Eventually I made a mini-breakthrough after a phone call with my Zen-like father, who pointed out that it must be a software setting. I realised, roughly 24 hours too late, that I was using the wrong login, as I'd switched the master account two years ago. Fool.
This brought marginal success, but I was stuck with an intermittent connection. There was, I decided, a fundamental problem somewhere, whether due to a flaky line, flaky firmware or the moon's alignment with Venus. And my ISP wasn't going to help.
Which is where Barry came in. That is, Barry Collins, our esteemed news and features editor, and also the powerhouse behind this month's mobile broadband feature. "Cup of tea, Barry?" I suggested on Monday morning. He eyed me suspiciously but passed me his still-warm mug. "What do you want?"

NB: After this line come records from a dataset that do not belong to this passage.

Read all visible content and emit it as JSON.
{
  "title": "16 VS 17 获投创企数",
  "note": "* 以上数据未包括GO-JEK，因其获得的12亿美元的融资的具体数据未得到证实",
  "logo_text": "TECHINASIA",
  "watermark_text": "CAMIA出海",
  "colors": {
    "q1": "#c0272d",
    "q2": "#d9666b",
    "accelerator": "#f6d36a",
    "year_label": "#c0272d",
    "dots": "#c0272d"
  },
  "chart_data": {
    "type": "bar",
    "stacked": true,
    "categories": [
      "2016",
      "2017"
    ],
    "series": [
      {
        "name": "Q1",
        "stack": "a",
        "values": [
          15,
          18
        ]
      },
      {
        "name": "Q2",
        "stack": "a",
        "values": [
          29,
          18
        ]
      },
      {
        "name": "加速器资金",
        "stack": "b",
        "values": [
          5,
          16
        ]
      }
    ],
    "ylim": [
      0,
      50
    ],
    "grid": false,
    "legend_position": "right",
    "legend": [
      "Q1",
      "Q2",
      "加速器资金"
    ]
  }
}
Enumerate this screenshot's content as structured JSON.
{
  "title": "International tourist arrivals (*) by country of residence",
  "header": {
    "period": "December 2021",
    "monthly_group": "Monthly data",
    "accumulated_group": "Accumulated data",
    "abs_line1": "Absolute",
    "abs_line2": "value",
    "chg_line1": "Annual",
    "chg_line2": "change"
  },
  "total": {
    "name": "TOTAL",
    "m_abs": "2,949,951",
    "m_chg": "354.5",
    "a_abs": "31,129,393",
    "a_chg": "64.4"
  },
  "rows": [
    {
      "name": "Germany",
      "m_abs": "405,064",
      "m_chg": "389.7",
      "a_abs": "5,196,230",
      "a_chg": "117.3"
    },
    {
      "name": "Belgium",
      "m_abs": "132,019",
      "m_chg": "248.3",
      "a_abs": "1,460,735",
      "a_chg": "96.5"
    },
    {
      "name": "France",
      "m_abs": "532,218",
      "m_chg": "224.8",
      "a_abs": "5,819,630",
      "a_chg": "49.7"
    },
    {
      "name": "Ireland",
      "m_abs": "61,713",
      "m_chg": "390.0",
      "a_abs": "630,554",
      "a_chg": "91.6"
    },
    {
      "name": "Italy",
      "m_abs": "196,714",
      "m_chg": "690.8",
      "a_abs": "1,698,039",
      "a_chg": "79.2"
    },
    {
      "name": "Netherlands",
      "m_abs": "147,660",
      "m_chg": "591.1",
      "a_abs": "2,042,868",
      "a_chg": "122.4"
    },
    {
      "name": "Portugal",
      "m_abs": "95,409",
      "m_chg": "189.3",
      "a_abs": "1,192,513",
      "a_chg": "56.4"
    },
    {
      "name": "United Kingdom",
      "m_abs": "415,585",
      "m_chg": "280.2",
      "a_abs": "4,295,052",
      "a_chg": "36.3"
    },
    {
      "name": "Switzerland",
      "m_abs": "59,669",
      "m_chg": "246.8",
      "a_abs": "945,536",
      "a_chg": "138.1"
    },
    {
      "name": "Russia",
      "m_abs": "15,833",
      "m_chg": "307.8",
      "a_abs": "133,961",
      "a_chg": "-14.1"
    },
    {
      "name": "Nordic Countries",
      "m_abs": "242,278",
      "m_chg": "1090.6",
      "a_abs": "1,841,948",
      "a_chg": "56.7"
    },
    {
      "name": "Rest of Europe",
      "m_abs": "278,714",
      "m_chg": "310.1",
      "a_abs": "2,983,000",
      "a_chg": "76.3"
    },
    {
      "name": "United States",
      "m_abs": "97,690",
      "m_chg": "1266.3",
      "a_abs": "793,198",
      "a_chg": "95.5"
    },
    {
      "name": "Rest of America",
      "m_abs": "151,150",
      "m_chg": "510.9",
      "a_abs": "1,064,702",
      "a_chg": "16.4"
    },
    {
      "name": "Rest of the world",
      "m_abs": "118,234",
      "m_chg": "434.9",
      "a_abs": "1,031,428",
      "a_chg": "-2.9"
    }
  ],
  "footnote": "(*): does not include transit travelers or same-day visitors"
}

I cut to the chase: "I want one of those dongles." I gestured to the pile on his desk. "Just to borrow for a week or so." He muttered something I'm fairly certain shouldn't be said in polite company, but once the hot tea had melted away some of his Monday morning obstinacy, he agreed.
And so, for one blissful week I didn't have to worry about my unreliable home broadband connection. I even took my new shiny friend to a conference with me, which meant I didn't need to bother trying to hook up to a flaky Wi-Fi connection. I was connected all the time, and what's more it was blissfully easy.
Of course, it didn't last. Like all the best romances, it ended with rejection, as the cruel company reclaimed its dongle from my clutches. And so, even as I write this two weeks later, I'm stuck with a dodgy broadband connection - and a yearning to dump my ISP in favour of that shiny, perfect USB stick.